General Email Signup

Lenten Live Series 2026 #2 – Human Formation

by Annie, ARK

One of the factors that heavily influences trust in adults is our attachment styles.

Attachment Styles = enduring patterns of emotional and behavioral responses in close relationships, rooted in early childhood bonds with primary caregivers. 

Our attachment styles influence our patterns of trust and resilience in adult relationships. Because our attachment styles are largely formed before we have the cognitive skills to rationalize and understand them, they can be largely unconscious and sometimes hard to identify. 

The following are types of attachment styles:

Secure attachment: this is where trust comes easily to a person and they have a general belief that their needs will be met. 
Anxious attachment: this can result from inconsistency in early relationships, and might look like needing a lot of reassurance, fear of abandonment, and strong fear of rejection. 
Avoidant attachment: this is where people maybe did not have emotional needs met because caregivers were emotionally distant. Someone with avoidant attachment might see vulnerability in relationship as weakness, might keep people at arm’s length and be overly self-reliant and closed off to intimacy. 
Disorganized attachment: This happens when early caregiving was maybe a bit chaotic or scattered, or hot and cold. Someone with disorganized attachment might push someone away one minute and try to pull them close the next.

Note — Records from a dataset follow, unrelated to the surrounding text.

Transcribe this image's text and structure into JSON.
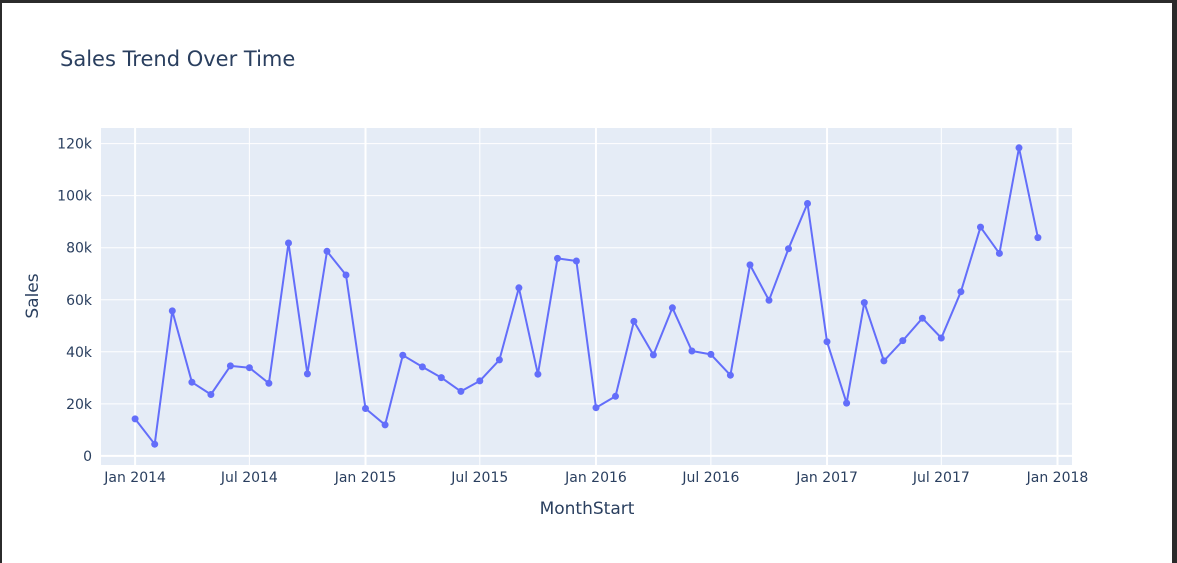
{
  "chart_data": {
    "type": "line",
    "title": "Sales Trend Over Time",
    "xlabel": "MonthStart",
    "ylabel": "Sales",
    "x_range": [
      "2013-11-08",
      "2018-01-24"
    ],
    "ylim": [
      -3500,
      126000
    ],
    "grid": true,
    "legend": "none",
    "y_ticks": [
      0,
      20000,
      40000,
      60000,
      80000,
      100000,
      120000
    ],
    "y_tick_labels": [
      "0",
      "20k",
      "40k",
      "60k",
      "80k",
      "100k",
      "120k"
    ],
    "x_ticks": [
      "2014-01-01",
      "2014-07-01",
      "2015-01-01",
      "2015-07-01",
      "2016-01-01",
      "2016-07-01",
      "2017-01-01",
      "2017-07-01",
      "2018-01-01"
    ],
    "x_tick_labels": [
      "Jan 2014",
      "Jul 2014",
      "Jan 2015",
      "Jul 2015",
      "Jan 2016",
      "Jul 2016",
      "Jan 2017",
      "Jul 2017",
      "Jan 2018"
    ],
    "series": [
      {
        "color": "#636efa",
        "x": [
          "2014-01-01",
          "2014-02-01",
          "2014-03-01",
          "2014-04-01",
          "2014-05-01",
          "2014-06-01",
          "2014-07-01",
          "2014-08-01",
          "2014-09-01",
          "2014-10-01",
          "2014-11-01",
          "2014-12-01",
          "2015-01-01",
          "2015-02-01",
          "2015-03-01",
          "2015-04-01",
          "2015-05-01",
          "2015-06-01",
          "2015-07-01",
          "2015-08-01",
          "2015-09-01",
          "2015-10-01",
          "2015-11-01",
          "2015-12-01",
          "2016-01-01",
          "2016-02-01",
          "2016-03-01",
          "2016-04-01",
          "2016-05-01",
          "2016-06-01",
          "2016-07-01",
          "2016-08-01",
          "2016-09-01",
          "2016-10-01",
          "2016-11-01",
          "2016-12-01",
          "2017-01-01",
          "2017-02-01",
          "2017-03-01",
          "2017-04-01",
          "2017-05-01",
          "2017-06-01",
          "2017-07-01",
          "2017-08-01",
          "2017-09-01",
          "2017-10-01",
          "2017-11-01",
          "2017-12-01"
        ],
        "values": [
          14200,
          4500,
          55700,
          28300,
          23600,
          34600,
          33900,
          27900,
          81800,
          31500,
          78600,
          69500,
          18200,
          11900,
          38700,
          34200,
          30100,
          24800,
          28800,
          36900,
          64600,
          31400,
          75900,
          74900,
          18500,
          22900,
          51700,
          38800,
          56900,
          40300,
          39000,
          31000,
          73400,
          59800,
          79600,
          97000,
          43900,
          20300,
          58900,
          36500,
          44300,
          52900,
          45300,
          63100,
          87900,
          77800,
          118400,
          83900
        ]
      }
    ]
  }
}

They want the closeness and intimacy, but they are afraid to trust it, and try to anticipate betrayal before it happens. 

Our attachment styles influence how we show up in our relationships and how much we trust others, or don’t trust others, and gives us a bit of an insight into WHY we might have a hard time with trust. If we have a hard time with trust it can also impact our relationship with God or our spiritual lives. We often think of God in a human framework, and if we have an insecure attachment style it might extend to God, where we think that we can’t trust God or that he’s going to be inconsistent, distant, or love us only conditionally. But we have to remember that God is not like a human in this way, and we can trust God completely. 

Attachment styles are not set in stone, they can change and be rewritten over time and with new experiences. If you feel your attachment style might be impacting your ability to trust others, or trust God, there are things we can do to increase our trust and alter our attachment style:

Consciously practice trusting. Challenge yourself to trust more with small trust exercises. Resisting the urge to check up on someone; asking for help; choosing to believe someone; challenging our suspicions; opening up in small ways, etc. 
Becoming aware of your attachment style. Contemplate what your attachment style is, how or why it was formed that way, what influences your mistrust, etc. 
Identifying the evidence that you can trust people and have safe relationships. The best way to relearn or unlearn unhealthy experiences is by having novel, healthy experiences with people.
Setting Boundaries. If we continue to allow ourselves to be hurt, or for the same patterns of betrayal to happen over and over again, we are going to continue to believe that people will let us down (because we are letting it happen). Set clear boundaries with people who have proven not to be trustworthy, and be thoughtful about the people you allow into your “inner circle.”
Contemplative Prayer. Bring all of your contemplation on this topic into prayer with God and ask him to illuminate these areas for you and to help you to practice trusting him. 
Talking about it. Some people benefit from professional support in this area to examine past traumas in a safe space; sometimes just speaking informally with someone safe such as a friend or partner can help you to process and make sense of these things in your mind. 

Below are somereflective exercises you could try right away:

1. Contemplate what your attachment style might be and how it impacts your relationships with other people, and your relationship with God.

2. If you identify any areas where mistrust might be having an influence in your life, take it into prayer and consider how you can increase trust in small ways.